High CPU utilization and transient file path errors on Diego cells during Scheduled ClamAV scans
search cancel

High CPU utilization and transient file path errors on Diego cells during Scheduled ClamAV scans

book

Article ID: 441120

calendar_today

Updated On:

Products

Operations Manager

Issue/Introduction

A critical alert (CPU Load >90% for 10+ minutes) triggered on an single Diego Cell.

The clamscan.log file recorded hundreds of filesystem errors similar to the following:

/var/vcap/data/grootfs/store/unprivileged/images/.../diff/home/vcap/app/BOOT-INF/lib/...: File path check failure: No such file or directory. ERROR
/var/vcap/data/grootfs/store/unprivileged/images/.../diff/home/vcap/app/BOOT-INF/lib/...: Can't open file or directory ERROR

Environment

 

  • Product: Tanzu Application Service (TAS) / Operations Manager

  • Impacted Service: Container Filesystem (GrootFS)

  • Security Software: Anti-Virus for VMware Tanzu (ClamAV)

 

Cause

A condition occurs between the static scheduled scan of ClamAV and the dynamic lifecycle of application containers managed by GrootFS.
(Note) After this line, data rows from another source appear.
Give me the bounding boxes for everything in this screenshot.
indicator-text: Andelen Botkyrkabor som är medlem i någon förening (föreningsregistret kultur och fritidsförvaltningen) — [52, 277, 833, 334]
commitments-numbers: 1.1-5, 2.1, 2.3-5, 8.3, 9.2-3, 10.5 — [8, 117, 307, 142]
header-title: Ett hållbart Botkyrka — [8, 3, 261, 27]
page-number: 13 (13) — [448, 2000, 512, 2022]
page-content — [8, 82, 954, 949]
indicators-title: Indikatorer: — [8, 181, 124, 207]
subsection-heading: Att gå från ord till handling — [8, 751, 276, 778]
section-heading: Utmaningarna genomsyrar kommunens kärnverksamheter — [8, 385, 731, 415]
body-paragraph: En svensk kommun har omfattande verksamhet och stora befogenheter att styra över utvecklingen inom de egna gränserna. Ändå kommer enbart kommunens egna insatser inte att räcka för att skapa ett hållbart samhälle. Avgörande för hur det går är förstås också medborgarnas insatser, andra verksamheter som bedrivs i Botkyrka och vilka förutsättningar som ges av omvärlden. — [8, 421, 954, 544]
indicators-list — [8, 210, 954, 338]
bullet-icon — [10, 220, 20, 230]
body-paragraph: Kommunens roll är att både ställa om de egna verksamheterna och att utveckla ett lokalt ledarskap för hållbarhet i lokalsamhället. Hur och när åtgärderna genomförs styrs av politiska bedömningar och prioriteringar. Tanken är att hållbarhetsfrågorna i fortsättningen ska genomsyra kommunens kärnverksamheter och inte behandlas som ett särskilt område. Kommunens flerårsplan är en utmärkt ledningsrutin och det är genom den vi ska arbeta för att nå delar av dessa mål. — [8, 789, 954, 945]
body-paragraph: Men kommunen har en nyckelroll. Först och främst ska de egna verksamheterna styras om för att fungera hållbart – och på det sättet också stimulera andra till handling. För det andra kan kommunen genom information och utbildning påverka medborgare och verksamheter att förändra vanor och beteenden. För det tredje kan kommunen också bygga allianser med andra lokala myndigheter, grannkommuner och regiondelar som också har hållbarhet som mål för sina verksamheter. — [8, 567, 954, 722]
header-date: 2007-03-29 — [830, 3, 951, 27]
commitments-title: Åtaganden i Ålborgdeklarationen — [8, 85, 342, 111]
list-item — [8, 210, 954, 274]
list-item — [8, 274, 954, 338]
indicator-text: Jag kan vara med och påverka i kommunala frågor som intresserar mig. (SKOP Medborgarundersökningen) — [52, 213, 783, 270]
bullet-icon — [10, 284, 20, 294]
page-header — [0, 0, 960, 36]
When ClamAV runs a scheduled scan, it indexes and attempts to inspect files inside the ephemeral container filesystem layers located under /var/vcap/data/grootfs/store/unprivileged/images/. Because container instances on Diego cells are frequently spun up, rescaled, or garbage-collected by the platform, these filesystem layers can be torn down while ClamAV is actively attempting to read them. This causes ClamAV to repeatedly fail to open files that existed moments prior, resulting in an automated logging loop of non-fatal path errors, filesystem crawling overhead, and a spike in CPU utilization that can last long enough to throw a high CPU error.

Resolution

To eliminate the CPU performance bottleneck, configure ClamAV to exclude the dynamic GrootFS store directory. Container images should instead be scanned upstream during the pipeline build phase or via secure base buildpacks.

Permanent fix via Operations Manager UI

  1. Log in to the Ops Manager Installation Dashboard.

  2. Click on the Anti-Virus for VMware Tanzu (Compliance Scanner) tile.

  3. Navigate to the Scan Configuration section.

  4. Locate the Exclusions / Paths to Exclude field (Ignore directories setting).

  5. Add the following path to the exclusion list: /var/vcap/data/grootfs/

  6. Click Save.

  7. Return to the Ops Manager Dashboard, click Review Pending Changes, ensure the Anti-Virus tile is selected, and click Apply Changes to roll out the updated configuration across all Diego Cells.

Additional Information

This issue manifests as short-lived or sustained peaks that typically auto-resolve once the file system traversal completes or the scan finishes, meaning bosh recreate or manual process remediation is rarely required unless the cell becomes totally unresponsive.